Health experts want people to keep in mind that there is only one way to get the deadly virus -- close, intimate contact with an infected person’s blood or bodily fluid.
“This heightened public awareness is leading people into emergency rooms and into their doctor’s offices saying, 'I’m concerned,’” said Dr. Steve Nauman, the chief medical officer at St. Vincent’s Medical Center.
Nauman said while the virus is extremely infectious, it isn’t extremely contagious.
“It isn’t airborne, you’re not going to get it by someone sneezing on you, and we’re entering the flu season, so we’re going to have people with the flu who are going to be very concerned,” said Nauman. “You have to understand this is not the way the virus is transmitted.”
The transmission only happens with direct contact with body fluids from an infected person, or something contaminated like a needle or syringe.

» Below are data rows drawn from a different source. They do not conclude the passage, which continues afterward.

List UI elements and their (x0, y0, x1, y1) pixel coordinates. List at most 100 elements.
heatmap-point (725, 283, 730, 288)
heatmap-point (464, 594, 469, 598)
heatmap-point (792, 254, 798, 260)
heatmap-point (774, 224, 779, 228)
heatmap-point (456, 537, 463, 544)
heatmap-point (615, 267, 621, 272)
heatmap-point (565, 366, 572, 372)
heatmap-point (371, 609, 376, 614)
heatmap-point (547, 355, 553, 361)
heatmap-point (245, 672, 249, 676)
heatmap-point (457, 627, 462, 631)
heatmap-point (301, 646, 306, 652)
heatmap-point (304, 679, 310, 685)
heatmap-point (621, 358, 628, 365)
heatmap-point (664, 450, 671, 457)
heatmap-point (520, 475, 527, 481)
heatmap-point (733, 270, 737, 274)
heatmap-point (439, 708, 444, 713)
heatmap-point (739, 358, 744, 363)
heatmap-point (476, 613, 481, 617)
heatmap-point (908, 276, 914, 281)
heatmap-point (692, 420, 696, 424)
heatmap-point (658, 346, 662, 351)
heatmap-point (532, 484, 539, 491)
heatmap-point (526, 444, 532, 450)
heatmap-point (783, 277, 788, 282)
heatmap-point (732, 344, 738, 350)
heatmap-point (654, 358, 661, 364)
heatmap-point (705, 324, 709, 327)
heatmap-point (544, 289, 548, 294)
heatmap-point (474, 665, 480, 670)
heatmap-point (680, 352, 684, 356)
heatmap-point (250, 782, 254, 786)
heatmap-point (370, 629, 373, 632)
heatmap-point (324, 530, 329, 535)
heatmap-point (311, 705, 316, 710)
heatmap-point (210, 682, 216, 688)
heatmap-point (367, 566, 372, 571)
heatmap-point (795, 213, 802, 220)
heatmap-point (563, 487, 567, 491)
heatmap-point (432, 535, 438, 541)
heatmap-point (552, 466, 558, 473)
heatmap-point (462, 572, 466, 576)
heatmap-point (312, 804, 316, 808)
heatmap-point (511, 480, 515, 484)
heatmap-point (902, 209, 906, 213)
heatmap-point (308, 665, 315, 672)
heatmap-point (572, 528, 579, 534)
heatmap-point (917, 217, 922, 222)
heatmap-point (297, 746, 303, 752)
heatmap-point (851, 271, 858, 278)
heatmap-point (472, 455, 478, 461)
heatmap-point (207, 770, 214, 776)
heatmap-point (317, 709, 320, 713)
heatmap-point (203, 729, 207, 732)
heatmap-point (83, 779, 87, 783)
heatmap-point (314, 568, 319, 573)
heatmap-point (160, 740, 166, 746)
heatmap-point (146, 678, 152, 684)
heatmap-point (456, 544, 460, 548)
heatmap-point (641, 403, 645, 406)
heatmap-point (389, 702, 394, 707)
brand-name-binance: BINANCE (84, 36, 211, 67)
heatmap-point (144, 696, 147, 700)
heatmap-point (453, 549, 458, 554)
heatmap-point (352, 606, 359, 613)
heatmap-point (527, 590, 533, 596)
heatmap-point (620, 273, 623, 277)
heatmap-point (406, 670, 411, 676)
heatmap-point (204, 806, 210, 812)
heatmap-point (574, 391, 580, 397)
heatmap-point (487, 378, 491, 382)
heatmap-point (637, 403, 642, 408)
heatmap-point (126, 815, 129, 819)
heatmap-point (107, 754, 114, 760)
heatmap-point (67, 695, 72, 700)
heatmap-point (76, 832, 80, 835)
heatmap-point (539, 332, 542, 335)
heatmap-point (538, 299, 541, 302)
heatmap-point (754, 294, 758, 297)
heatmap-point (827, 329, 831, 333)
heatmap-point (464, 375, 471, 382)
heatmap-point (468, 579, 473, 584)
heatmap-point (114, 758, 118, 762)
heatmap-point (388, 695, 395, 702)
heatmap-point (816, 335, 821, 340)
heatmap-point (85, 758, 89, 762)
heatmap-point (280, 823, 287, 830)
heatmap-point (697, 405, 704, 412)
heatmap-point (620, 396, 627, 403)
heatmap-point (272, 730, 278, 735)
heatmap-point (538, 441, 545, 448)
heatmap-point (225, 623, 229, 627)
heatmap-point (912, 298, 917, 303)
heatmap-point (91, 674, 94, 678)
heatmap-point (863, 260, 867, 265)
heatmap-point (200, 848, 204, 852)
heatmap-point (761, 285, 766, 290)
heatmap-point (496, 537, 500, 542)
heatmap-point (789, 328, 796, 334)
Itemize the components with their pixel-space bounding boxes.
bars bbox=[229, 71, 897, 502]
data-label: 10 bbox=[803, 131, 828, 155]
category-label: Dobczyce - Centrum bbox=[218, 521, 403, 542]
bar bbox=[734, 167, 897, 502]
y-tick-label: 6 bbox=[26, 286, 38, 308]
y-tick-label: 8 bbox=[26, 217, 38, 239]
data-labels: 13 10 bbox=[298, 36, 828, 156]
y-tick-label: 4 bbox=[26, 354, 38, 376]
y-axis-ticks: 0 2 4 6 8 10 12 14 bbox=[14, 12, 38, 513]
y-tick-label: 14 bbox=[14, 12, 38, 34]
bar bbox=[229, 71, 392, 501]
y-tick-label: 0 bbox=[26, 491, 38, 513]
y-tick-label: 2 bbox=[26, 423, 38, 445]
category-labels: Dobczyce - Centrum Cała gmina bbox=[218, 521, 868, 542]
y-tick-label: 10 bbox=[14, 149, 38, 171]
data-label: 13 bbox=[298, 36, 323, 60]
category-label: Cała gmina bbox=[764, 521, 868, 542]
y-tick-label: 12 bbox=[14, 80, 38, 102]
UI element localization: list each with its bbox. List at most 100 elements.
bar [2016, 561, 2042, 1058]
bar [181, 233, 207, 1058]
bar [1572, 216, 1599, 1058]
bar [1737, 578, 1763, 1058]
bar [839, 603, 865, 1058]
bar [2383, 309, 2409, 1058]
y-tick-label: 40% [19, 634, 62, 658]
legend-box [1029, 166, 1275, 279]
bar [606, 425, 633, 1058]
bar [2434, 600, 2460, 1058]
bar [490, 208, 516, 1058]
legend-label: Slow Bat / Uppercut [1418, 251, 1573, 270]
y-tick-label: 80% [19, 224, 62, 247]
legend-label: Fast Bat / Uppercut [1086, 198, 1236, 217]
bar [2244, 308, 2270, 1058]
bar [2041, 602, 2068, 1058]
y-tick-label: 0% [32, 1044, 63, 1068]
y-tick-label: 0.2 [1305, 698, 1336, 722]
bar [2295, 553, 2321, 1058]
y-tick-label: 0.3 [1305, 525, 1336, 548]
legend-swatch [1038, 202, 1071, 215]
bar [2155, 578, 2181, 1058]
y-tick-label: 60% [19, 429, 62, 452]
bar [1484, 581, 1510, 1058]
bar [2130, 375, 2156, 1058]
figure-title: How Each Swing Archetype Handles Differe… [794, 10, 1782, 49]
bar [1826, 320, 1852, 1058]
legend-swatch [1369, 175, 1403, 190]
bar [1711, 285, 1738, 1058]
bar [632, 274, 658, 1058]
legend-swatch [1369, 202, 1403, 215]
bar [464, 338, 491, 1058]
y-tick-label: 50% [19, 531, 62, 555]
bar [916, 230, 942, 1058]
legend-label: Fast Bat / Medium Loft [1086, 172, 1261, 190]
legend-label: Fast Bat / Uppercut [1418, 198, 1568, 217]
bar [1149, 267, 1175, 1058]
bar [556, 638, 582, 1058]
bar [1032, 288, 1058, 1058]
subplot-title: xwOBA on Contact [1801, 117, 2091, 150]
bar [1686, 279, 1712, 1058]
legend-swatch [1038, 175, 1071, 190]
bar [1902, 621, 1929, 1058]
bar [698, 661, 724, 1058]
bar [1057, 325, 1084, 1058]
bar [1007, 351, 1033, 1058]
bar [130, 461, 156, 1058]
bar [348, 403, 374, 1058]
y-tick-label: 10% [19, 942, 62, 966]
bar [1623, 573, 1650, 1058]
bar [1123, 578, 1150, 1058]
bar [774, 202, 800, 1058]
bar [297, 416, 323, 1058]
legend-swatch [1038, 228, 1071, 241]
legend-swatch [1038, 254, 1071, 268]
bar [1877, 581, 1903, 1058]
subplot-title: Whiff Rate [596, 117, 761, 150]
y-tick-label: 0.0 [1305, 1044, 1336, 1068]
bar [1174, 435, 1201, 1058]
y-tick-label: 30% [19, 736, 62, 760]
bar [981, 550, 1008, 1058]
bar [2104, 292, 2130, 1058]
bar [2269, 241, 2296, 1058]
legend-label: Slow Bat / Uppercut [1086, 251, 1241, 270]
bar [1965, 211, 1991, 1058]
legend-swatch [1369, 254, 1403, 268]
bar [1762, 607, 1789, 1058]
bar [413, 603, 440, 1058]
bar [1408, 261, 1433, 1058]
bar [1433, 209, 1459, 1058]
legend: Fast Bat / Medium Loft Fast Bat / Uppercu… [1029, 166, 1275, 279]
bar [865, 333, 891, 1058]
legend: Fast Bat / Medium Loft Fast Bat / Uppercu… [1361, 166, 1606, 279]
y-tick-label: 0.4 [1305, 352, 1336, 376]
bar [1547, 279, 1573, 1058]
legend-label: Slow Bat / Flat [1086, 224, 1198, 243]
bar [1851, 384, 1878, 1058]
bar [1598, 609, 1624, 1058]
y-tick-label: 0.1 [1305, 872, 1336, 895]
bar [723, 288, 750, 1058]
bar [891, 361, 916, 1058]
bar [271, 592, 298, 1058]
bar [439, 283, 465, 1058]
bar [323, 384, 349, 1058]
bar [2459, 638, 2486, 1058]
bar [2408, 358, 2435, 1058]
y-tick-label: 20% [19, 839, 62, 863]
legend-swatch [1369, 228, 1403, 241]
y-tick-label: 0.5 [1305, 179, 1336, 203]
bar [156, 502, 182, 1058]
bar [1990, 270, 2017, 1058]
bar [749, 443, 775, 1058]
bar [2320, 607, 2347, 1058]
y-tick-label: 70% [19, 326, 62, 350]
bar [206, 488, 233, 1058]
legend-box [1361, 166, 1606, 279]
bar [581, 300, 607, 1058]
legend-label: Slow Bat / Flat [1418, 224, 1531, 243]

If someone were to enter St. Vincent’s hospital showing Ebola-like symptoms, the staff has a very specific plan. The same goes for other hospitals, too. Part of the plan is evaluating a patient’s symptoms, which typically include:
So as doctors continue to build on their active response plan, they encourage everyone to take a deep breath and arm themselves with education instead of panic.
"I think one of the most important things to remember is that we are very blessed that we have very healthy public hygiene,” said Gail Green, the chief nursing officer at St. Vincent’s. “We have access to clean water. We have access to modern healthcare facilities. So our ability to treat and diagnose this disease is very, very different from those in the South African area.”
St. Vincent’s is also putting up fliers around its emergency rooms, encouraging anyone who recently traveled internationally, had close contact with anyone ill, or experiencing symptoms to contact staff right away.
Doctors said symptoms usually appear eight to 10 days after exposure, but the incubation period can be anywhere from two to 21 days.